Pour que les sourds deviennent audibles

Pham Anh Duy (Viêt Nam) est président de l’Association des sourds de Hanoï HAD (Hanoi Association of the Deaf).

Contact :
phamanhduy2020@gmail.com

 

 

 


Le Viêt Nam compte environ un million de sourds. Il est difficile pour ces personnes d’avoir accès à l’information, à la santé, à l’éducation, aux transports et autres services sociaux. La langue des signes – la langue des sourds, véhicule de la culture des personnes atteintes de surdité – est pratiquement inconnue au Viêt Nam. On recense actuellement pour elle dix interprètes dans tout le pays. Il est très difficile pour les sourds de se faire entendre au sein de leurs familles, au travail et dans la société.

Au Viêt Nam, il existe pour eux quelques écoles primaires, une poignée d’établissements secondaires et juste deux endroits où ils peuvent pousser leurs études à un niveau supérieur. Dans les écoles qui accueillent des sourds, les enseignants se font essentiellement comprendre au moyen de la lecture labiale. Les élèves sourds, ou malentendants, qui doivent déchiffrer les mots en lisant sur les lèvres des professeurs ne sont pas en mesure de comprendre les cours complètement. Cela influe sur le développement de leur vocabulaire et de leurs compétences linguistiques et de communication, ce qui se reflète dans leurs mauvais résultats scolaires.

Sourd de naissance, j’ai été scolarisé à Hanoï dans une école élémentaire privée pour les sourds, où les enseignants se faisaient comprendre au moyen de la lecture labiale. Alors que le cycle primaire dure normalement cinq ans (du CP au CM2), il m’en a fallu douze pour l’achever. Ensuite, j’ai intégré le secondaire au centre d’éducation pour les sourds de la province Dong Nai – à 1 200 km de chez moi à Hanoï. Là-bas, les professeurs enseignaient dans la langue des signes. J’ai pour la première fois trouvé les cours intéressants. Je comprenais beaucoup plus facilement. C’était un apprentissage complètement différent de ce que j’avais connu. En huit ans, j’ai achevé ma scolarité secondaire, de la sixième à la terminale, puis je suis allé trois ans à l’université. J’ai obtenu mon diplôme d’instituteur du primaire à l’institut universitaire de formation des maîtres de Dong Nai. Aujourd’hui, le pays compte en tout dix-huit diplômés universitaires et un titulaire de maîtrise d’une université américaine.

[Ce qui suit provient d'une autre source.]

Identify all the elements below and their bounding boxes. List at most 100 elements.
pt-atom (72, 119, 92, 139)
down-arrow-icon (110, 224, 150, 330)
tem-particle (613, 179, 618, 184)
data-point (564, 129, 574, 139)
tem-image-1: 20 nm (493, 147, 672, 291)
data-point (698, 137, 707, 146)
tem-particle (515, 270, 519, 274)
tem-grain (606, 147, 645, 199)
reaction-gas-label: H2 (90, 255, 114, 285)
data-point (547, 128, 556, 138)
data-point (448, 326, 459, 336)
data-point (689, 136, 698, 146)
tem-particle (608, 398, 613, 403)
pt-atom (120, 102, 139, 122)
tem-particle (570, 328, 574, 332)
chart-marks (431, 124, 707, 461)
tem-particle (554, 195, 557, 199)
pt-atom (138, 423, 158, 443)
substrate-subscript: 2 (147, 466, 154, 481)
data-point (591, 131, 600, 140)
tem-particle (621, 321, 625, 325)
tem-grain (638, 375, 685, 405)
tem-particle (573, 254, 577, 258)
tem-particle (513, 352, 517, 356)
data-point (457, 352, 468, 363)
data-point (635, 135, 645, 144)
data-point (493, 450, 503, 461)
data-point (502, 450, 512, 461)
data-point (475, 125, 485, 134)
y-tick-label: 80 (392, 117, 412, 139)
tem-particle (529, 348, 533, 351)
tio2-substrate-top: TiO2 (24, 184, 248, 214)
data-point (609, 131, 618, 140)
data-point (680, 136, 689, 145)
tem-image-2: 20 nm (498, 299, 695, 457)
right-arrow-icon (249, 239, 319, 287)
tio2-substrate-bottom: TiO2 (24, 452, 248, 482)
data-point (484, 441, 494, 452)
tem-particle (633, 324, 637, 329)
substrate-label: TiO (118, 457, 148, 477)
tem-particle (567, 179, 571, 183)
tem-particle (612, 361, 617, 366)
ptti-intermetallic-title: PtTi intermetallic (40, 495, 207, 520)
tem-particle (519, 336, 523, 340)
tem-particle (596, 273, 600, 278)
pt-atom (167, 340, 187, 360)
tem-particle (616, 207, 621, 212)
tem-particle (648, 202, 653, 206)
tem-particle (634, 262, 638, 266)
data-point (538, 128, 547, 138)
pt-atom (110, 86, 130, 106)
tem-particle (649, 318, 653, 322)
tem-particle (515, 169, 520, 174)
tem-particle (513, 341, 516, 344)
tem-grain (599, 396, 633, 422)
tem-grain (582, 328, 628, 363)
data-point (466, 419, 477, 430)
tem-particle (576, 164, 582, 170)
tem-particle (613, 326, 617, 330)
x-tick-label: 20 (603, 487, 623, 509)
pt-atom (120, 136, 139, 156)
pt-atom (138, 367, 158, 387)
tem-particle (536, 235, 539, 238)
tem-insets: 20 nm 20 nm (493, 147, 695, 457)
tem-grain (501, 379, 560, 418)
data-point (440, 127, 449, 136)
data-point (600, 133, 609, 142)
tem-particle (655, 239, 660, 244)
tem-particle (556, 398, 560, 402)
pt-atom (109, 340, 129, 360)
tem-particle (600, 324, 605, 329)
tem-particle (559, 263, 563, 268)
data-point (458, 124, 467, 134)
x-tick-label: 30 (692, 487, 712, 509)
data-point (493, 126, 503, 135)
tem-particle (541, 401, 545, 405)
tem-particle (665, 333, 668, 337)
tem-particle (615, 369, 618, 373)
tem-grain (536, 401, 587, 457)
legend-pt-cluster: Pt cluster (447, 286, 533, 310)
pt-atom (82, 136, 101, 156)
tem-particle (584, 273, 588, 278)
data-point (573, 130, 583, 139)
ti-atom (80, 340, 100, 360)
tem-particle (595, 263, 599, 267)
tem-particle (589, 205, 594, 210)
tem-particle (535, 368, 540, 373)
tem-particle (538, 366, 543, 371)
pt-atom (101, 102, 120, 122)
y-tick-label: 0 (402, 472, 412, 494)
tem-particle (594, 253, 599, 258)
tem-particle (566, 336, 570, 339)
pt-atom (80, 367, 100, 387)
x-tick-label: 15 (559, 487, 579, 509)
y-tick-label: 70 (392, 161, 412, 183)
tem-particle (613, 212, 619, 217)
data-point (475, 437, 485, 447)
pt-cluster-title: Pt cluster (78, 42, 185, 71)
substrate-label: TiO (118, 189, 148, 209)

Actuellement, je suis instituteur en CP à l’école primaire Xa Dan de Hanoï. Aujourd’hui, davantage d’enfants sourds peuvent apprendre la langue des signes, mais ils sont encore trop nombreux à ne pas avoir la possibilité ni d’acquérir une langue, un outil pour communiquer avec le monde extérieur, ni de bénéficierr d’une instruction.

Cette année, j’ai été élu président de l’Association des sourds de Hanoï HAD (Hanoi Association of the Deaf). À la HAD, nous œuvrons à améliorer l’intégration des sourds dans la société et à développer la communauté des personnes atteintes de surdité. Nos ressources sont très limitées, mais la HAD tente de se concentrer sur le soutien de l’éducation. Nous trouvons qu’elle est essentielle au développement d’une communauté telle que la nôtre.

Je souhaite de tout cœur que la société considère les sourds comme des personnes ordinaires et je crois en leurs aptitudes. Le ministère de l’Éducation devrait promulguer des politiques de soutien pour les sourds, notamment pour adultes, que l’on continue d’ignorer, afin qu’ils puissent s’instruire à tous les niveaux éducatifs, dans des cadres formels et/ou non formels.